Erschienen am 02.10.2019:

„Wir wollen OER-Materialien verschiedener Anbieter bündeln, damit Lehrerinnen und Lehrer sie schneller finden.“

Das Portal OER.schule bietet freie Bildungsmaterialien
Das Bild zum Artikel
Bildrechte: Dr. Susanne Friz

Das Portal OER.schule, das freie Lehr- und Lernmaterialien für Lehrkräfte bündelt, ist Anfang des Jahres 2019 online gegangen. Die Online-Redaktion von „Bildung + Innovation“ sprach mit Dr. Susanne Friz, Referentin für Mediendienste und Projekte am FWU Institut für Film und Bild in München, über die Inhalte des Portals und darüber, welche Vorteile „Open Educational Resources“ (OER) - freie Bildungsmaterialien - für Lehrerinnen und Lehrer haben.


Online-Redaktion: Wie kamen Sie auf die Idee, das Portal OER.schule zu gründen?

Friz: Die Idee dazu hat sich 2018 in Gesprächen mit dem Bayerischen Staatsministerium für Unterricht und Kultus entwickelt. Das FWU hatte zu der Zeit ein kleines OER-Portal, in dem es Metadaten zu OER-Materialien gesammelt hat. Wir haben überlegt, wie Lehrerinnen und Lehrer, die bei dem ausschließlich für bayerische Lehrkräfte über Anmeldung zugängigen Medienportal mebis eigene Moodle-Kurse für verschiedene Fächer (sogenannte teachSHARE-Kurse) hochladen, diese auch Lehrkräften in anderen Bundesländern zur Verfügung stellen könnten, wenn sie das möchten. Die Idee war, dass Lehrerinnen und Lehrer ihre Kurse als OER markieren könnten, die dann automatisch von unserem Portal übernommen würden. Um dies umsetzen zu können, bekamen wir vom Bayerischen Staatsministerium für Unterricht und Kultus eine Förderung und konnten unser Portal weiter ausbauen, d.h. mehr Materialien erschließen und einen Relaunch durchführen, der es attraktiver und leichter bedienbar machte.
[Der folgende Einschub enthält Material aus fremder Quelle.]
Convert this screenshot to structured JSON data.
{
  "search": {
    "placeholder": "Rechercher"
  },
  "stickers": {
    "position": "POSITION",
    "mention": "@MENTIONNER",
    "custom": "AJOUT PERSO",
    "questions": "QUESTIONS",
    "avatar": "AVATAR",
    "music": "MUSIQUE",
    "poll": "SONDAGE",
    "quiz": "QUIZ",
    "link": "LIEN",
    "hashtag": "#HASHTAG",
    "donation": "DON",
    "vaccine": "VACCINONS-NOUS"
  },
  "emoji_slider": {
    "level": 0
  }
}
Daraus entstand das Portal OER.schule.

Online-Redaktion: Was war das Ziel von OER.schule?

Friz: Mit OER.schule wollten wir ein Portal schaffen, auf dem OER-Materialien verschiedener Anbieter gebündelt werden, damit Lehrerinnen und Lehrer sie schneller finden. Die Auffindbarkeit guter OER-Materialien ist eins der Hauptprobleme der Lehrkräfte. Es gibt zwar eine Menge Portale, und viele Lehrkräfte kennen sicher auch schon einige, aber oft sind sie auf bestimmte Fächer ausgerichtet, so dass die Lehrer/innen zwischen den Portalen wechseln müssen. Deshalb haben wir auf unserem Portal OER-Materialien von mehreren Anbietern, wie der Siemens Stiftung, der Bundeszentrale für politische Bildung (bpb), wikimedia, wikipedia u.a., zu vielfältigen Themen und Fächern erschlossen.

Online-Redaktion:
Hatte das FWU schon vorher Erfahrung mit OER?
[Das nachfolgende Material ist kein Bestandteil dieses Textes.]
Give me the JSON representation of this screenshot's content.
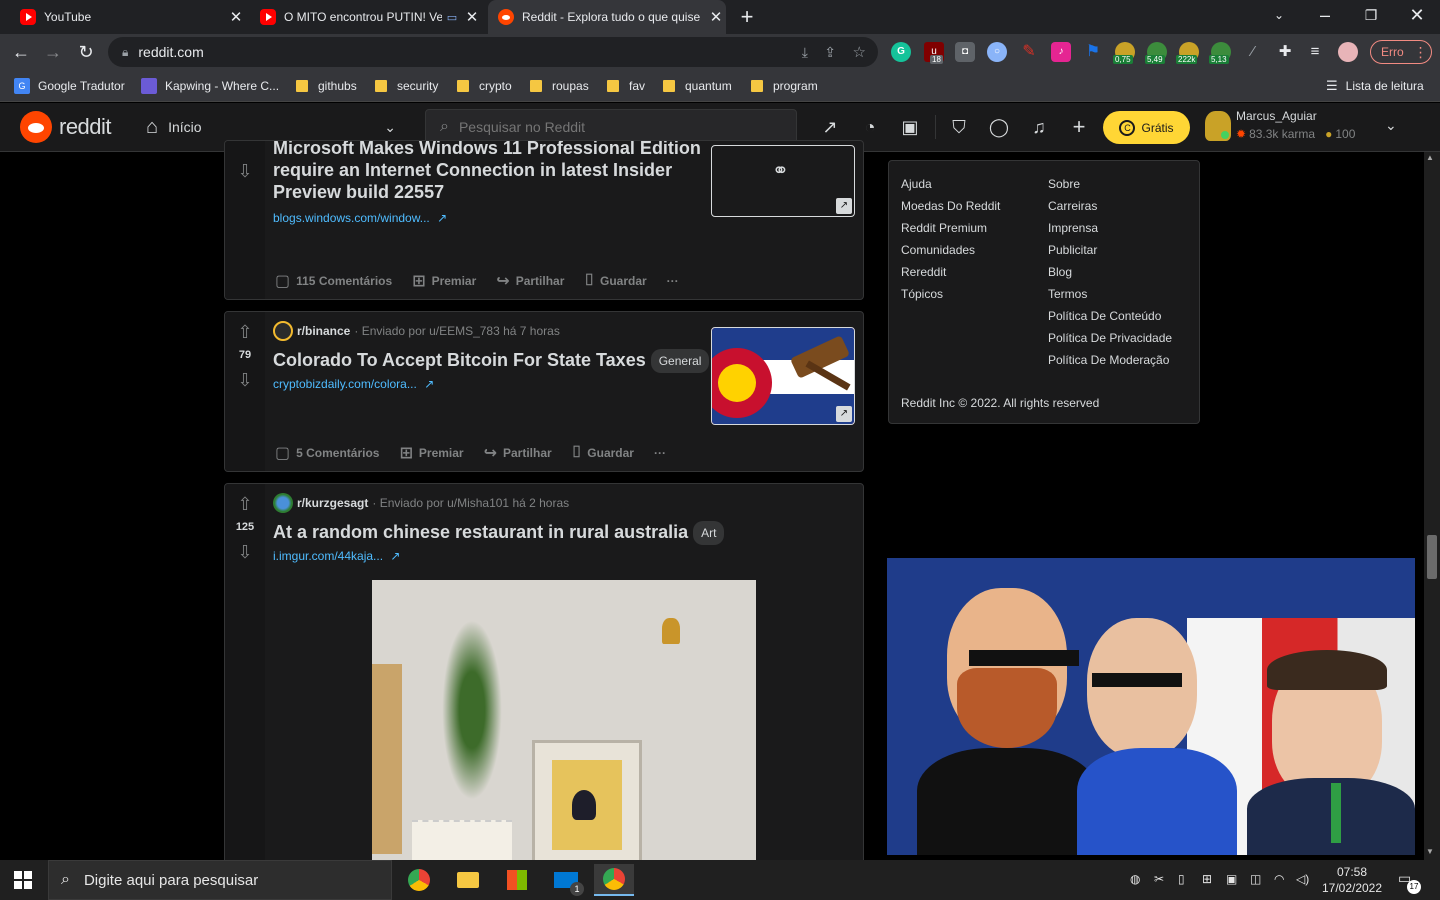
{
  "browser": {
    "tabs": [
      {
        "title": "YouTube",
        "icon": "youtube-icon"
      },
      {
        "title": "O MITO encontrou PUTIN! Ve",
        "icon": "youtube-icon"
      },
      {
        "title": "Reddit - Explora tudo o que quise",
        "icon": "reddit-icon"
      }
    ],
    "new_tab": "+",
    "url": "reddit.com",
    "extensions": [
      {
        "name": "grammarly-icon",
        "label": "G",
        "color": "#15c39a"
      },
      {
        "name": "ublock-icon",
        "label": "u",
        "badge": "18",
        "color": "#800000"
      },
      {
        "name": "camera-icon",
        "label": "",
        "color": "#5f6368"
      },
      {
        "name": "lens-icon",
        "label": "",
        "color": "#8ab4f8"
      },
      {
        "name": "pen-icon",
        "label": "",
        "color": "#d93025"
      },
      {
        "name": "mic-icon",
        "label": "",
        "color": "#e52592"
      },
      {
        "name": "flag-icon",
        "label": "",
        "color": "#1a73e8"
      },
      {
        "name": "coin-ext-1-icon",
        "badge": "0,75",
        "color": "#c9a227"
      },
      {
        "name": "coin-ext-2-icon",
        "badge": "5,49",
        "color": "#3c8c3c"
      },
      {
        "name": "coin-ext-3-icon",
        "badge": "222k",
        "color": "#c9a227"
      },
      {
        "name": "coin-ext-4-icon",
        "badge": "5,13",
        "color": "#3c8c3c"
      }
    ],
    "profile_error": "Erro",
    "bookmarks": [
      {
        "label": "Google Tradutor",
        "type": "site"
      },
      {
        "label": "Kapwing - Where C...",
        "type": "site"
      },
      {
        "label": "githubs",
        "type": "folder"
      },
      {
        "label": "security",
        "type": "folder"
      },
      {
        "label": "crypto",
        "type": "folder"
      },
      {
        "label": "roupas",
        "type": "folder"
      },
      {
        "label": "fav",
        "type": "folder"
      },
      {
        "label": "quantum",
        "type": "folder"
      },
      {
        "label": "program",
        "type": "folder"
      }
    ],
    "reading_list": "Lista de leitura"
  },
  "reddit": {
    "wordmark": "reddit",
    "home_label": "Início",
    "search_placeholder": "Pesquisar no Reddit",
    "free_button": "Grátis",
    "user": {
      "name": "Marcus_Aguiar",
      "karma": "83.3k karma",
      "coins": "100"
    }
  },
  "posts": [
    {
      "title_line1": "Microsoft Makes Windows 11 Professional Edition",
      "title_line2": "require an Internet Connection in latest Insider",
      "title_line3": "Preview build 22557",
      "link": "blogs.windows.com/window...",
      "comments": "115 Comentários",
      "award": "Premiar",
      "share": "Partilhar",
      "save": "Guardar",
      "more": "···"
    },
    {
      "subreddit": "r/binance",
      "meta": "· Enviado por u/EEMS_783 há 7 horas",
      "score": "79",
      "title": "Colorado To Accept Bitcoin For State Taxes",
      "flair": "General",
      "link": "cryptobizdaily.com/colora...",
      "comments": "5 Comentários",
      "award": "Premiar",
      "share": "Partilhar",
      "save": "Guardar",
      "more": "···"
    },
    {
      "subreddit": "r/kurzgesagt",
      "meta": "· Enviado por u/Misha101 há 2 horas",
      "score": "125",
      "title": "At a random chinese restaurant in rural australia",
      "flair": "Art",
      "link": "i.imgur.com/44kaja..."
    }
  ],
  "footer": {
    "col1": [
      "Ajuda",
      "Moedas Do Reddit",
      "Reddit Premium",
      "Comunidades",
      "Rereddit",
      "Tópicos"
    ],
    "col2": [
      "Sobre",
      "Carreiras",
      "Imprensa",
      "Publicitar",
      "Blog",
      "Termos",
      "Política De Conteúdo",
      "Política De Privacidade",
      "Política De Moderação"
    ],
    "copyright": "Reddit Inc © 2022. All rights reserved"
  },
  "taskbar": {
    "search_placeholder": "Digite aqui para pesquisar",
    "time": "07:58",
    "date": "17/02/2022",
    "notifications": "17",
    "mail_badge": "1"
  }
}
Friz: Wir haben ab 2016 das Projekt LOERn betreut und haben uns seitdem immer wieder mit dem Thema freie Bildungsmaterialien befasst. Das Projekt „LOERn - Lehrerfortbildung durch Nutzung und Produktion von OER-Materialien“ wurde für eineinhalb Jahre vom Bundesministerium für Bildung und Forschung (BMBF) im Rahmen der OERinfo-Förderlinie gefördert. Wir haben es zusammen mit der Akademie für Lehrerfortbildung und Personalführung Dillingen durchgeführt, was sehr schön war, da wir dort die Möglichkeit hatten, Workshops und Veranstaltungen zu OER anzubieten, und natürlich auch auf die Kompetenzen der Referenten in Dillingen zurückgreifen konnten.

Online-Redaktion: Welche Inhalte hatte das Projekt LOERn, und welche Ergebnisse sind entstanden?
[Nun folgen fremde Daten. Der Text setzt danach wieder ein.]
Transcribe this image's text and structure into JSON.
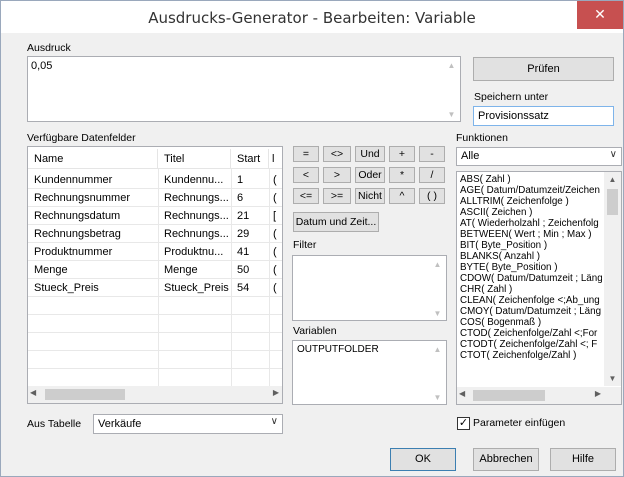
{
  "window": {
    "title": "Ausdrucks-Generator - Bearbeiten: Variable",
    "close_glyph": "✕"
  },
  "expression": {
    "group_label": "Ausdruck",
    "value": "0,05"
  },
  "check_button": "Prüfen",
  "save_as": {
    "label": "Speichern unter",
    "value": "Provisionssatz"
  },
  "fields": {
    "label": "Verfügbare Datenfelder",
    "columns": [
      "Name",
      "Titel",
      "Start",
      "l"
    ],
    "rows": [
      [
        "Kundennummer",
        "Kundennu...",
        "1",
        "("
      ],
      [
        "Rechnungsnummer",
        "Rechnungs...",
        "6",
        "("
      ],
      [
        "Rechnungsdatum",
        "Rechnungs...",
        "21",
        "["
      ],
      [
        "Rechnungsbetrag",
        "Rechnungs...",
        "29",
        "("
      ],
      [
        "Produktnummer",
        "Produktnu...",
        "41",
        "("
      ],
      [
        "Menge",
        "Menge",
        "50",
        "("
      ],
      [
        "Stueck_Preis",
        "Stueck_Preis",
        "54",
        "("
      ]
    ]
  },
  "operators": {
    "row1": [
      "=",
      "<>",
      "Und",
      "+",
      "-"
    ],
    "row2": [
      "<",
      ">",
      "Oder",
      "*",
      "/"
    ],
    "row3": [
      "<=",
      ">=",
      "Nicht",
      "^",
      "( )"
    ],
    "date_time": "Datum und Zeit..."
  },
  "filter_label": "Filter",
  "variables": {
    "label": "Variablen",
    "items": [
      "OUTPUTFOLDER"
    ]
  },
  "functions": {
    "label": "Funktionen",
    "category": "Alle",
    "items": [
      "ABS( Zahl )",
      "AGE( Datum/Datumzeit/Zeichen",
      "ALLTRIM( Zeichenfolge )",
      "ASCII( Zeichen )",
      "AT( Wiederholzahl ; Zeichenfolg",
      "BETWEEN( Wert ; Min ; Max )",
      "BIT( Byte_Position )",
      "BLANKS( Anzahl )",
      "BYTE( Byte_Position )",
      "CDOW( Datum/Datumzeit ; Läng",
      "CHR( Zahl )",
      "CLEAN( Zeichenfolge <;Ab_ung",
      "CMOY( Datum/Datumzeit ; Läng",
      "COS( Bogenmaß )",
      "CTOD( Zeichenfolge/Zahl <;For",
      "CTODT( Zeichenfolge/Zahl <; F",
      "CTOT( Zeichenfolge/Zahl )"
    ]
  },
  "table_select": {
    "label": "Aus Tabelle",
    "value": "Verkäufe"
  },
  "insert_params": {
    "label": "Parameter einfügen",
    "checked": true
  },
  "buttons": {
    "ok": "OK",
    "cancel": "Abbrechen",
    "help": "Hilfe"
  },
  "icons": {
    "up": "▲",
    "down": "▼",
    "left": "◀",
    "right": "▶",
    "chevron": "∨",
    "check": "✓"
  }
}
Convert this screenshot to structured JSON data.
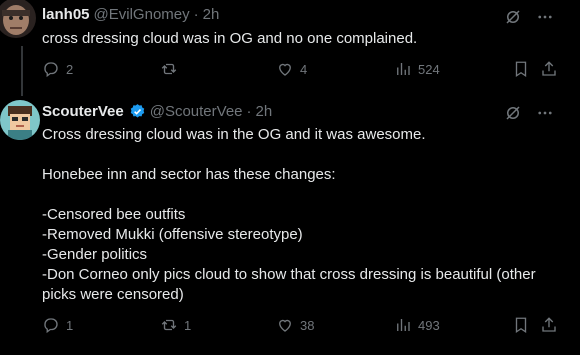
{
  "tweets": [
    {
      "display_name": "lanh05",
      "handle": "@EvilGnomey",
      "separator": "·",
      "time": "2h",
      "verified": false,
      "body_lines": [
        "cross dressing cloud was in OG and no one complained."
      ],
      "actions": {
        "replies": "2",
        "reposts": "",
        "likes": "4",
        "views": "524"
      },
      "avatar_colors": {
        "bg": "#3a2e2a",
        "skin": "#b08a74"
      }
    },
    {
      "display_name": "ScouterVee",
      "handle": "@ScouterVee",
      "separator": "·",
      "time": "2h",
      "verified": true,
      "body_lines": [
        "Cross dressing cloud was in the OG and it was awesome.",
        "",
        "Honebee inn and sector has these changes:",
        "",
        "-Censored bee outfits",
        "-Removed Mukki (offensive stereotype)",
        "-Gender politics",
        "-Don Corneo only pics cloud to show that cross dressing is beautiful (other picks were censored)"
      ],
      "actions": {
        "replies": "1",
        "reposts": "1",
        "likes": "38",
        "views": "493"
      },
      "avatar_colors": {
        "bg": "#7fc6c9",
        "skin": "#f0c8a0"
      }
    }
  ],
  "colors": {
    "background": "#000000",
    "text": "#e7e9ea",
    "muted": "#71767b",
    "verified": "#1d9bf0",
    "divider": "#2f3336"
  },
  "icons": [
    "grok-icon",
    "more-icon",
    "reply-icon",
    "repost-icon",
    "like-icon",
    "views-icon",
    "bookmark-icon",
    "share-icon",
    "verified-badge-icon"
  ]
}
Friz: Zum einen ging es uns um die Fortbildung von Multiplikator/inn/en zum Thema OER. Diese sind sehr wichtig, denn sie können in ihren Schulen weitere Lehrer und Lehrerinnen über OER informieren. Wir haben uns ein länderübergreifendes Praxiskonzept überlegt und drei kleine Erklärfilme erstellt - OER-kompakt -, die darüber informieren, was OER sind, wie man sie nutzt, erstellt und teilt. Die Filme sind auch auf OER.schule und YouTube zu sehen. Mit diesen Materialien haben wir rund 40 Veranstaltungen in Dillingen und auch an anderen Standorten mit ca. 870 Multiplikatoren - medienpädagogische und informationstechnische Berater, Schulleiter u.a. - durchgeführt.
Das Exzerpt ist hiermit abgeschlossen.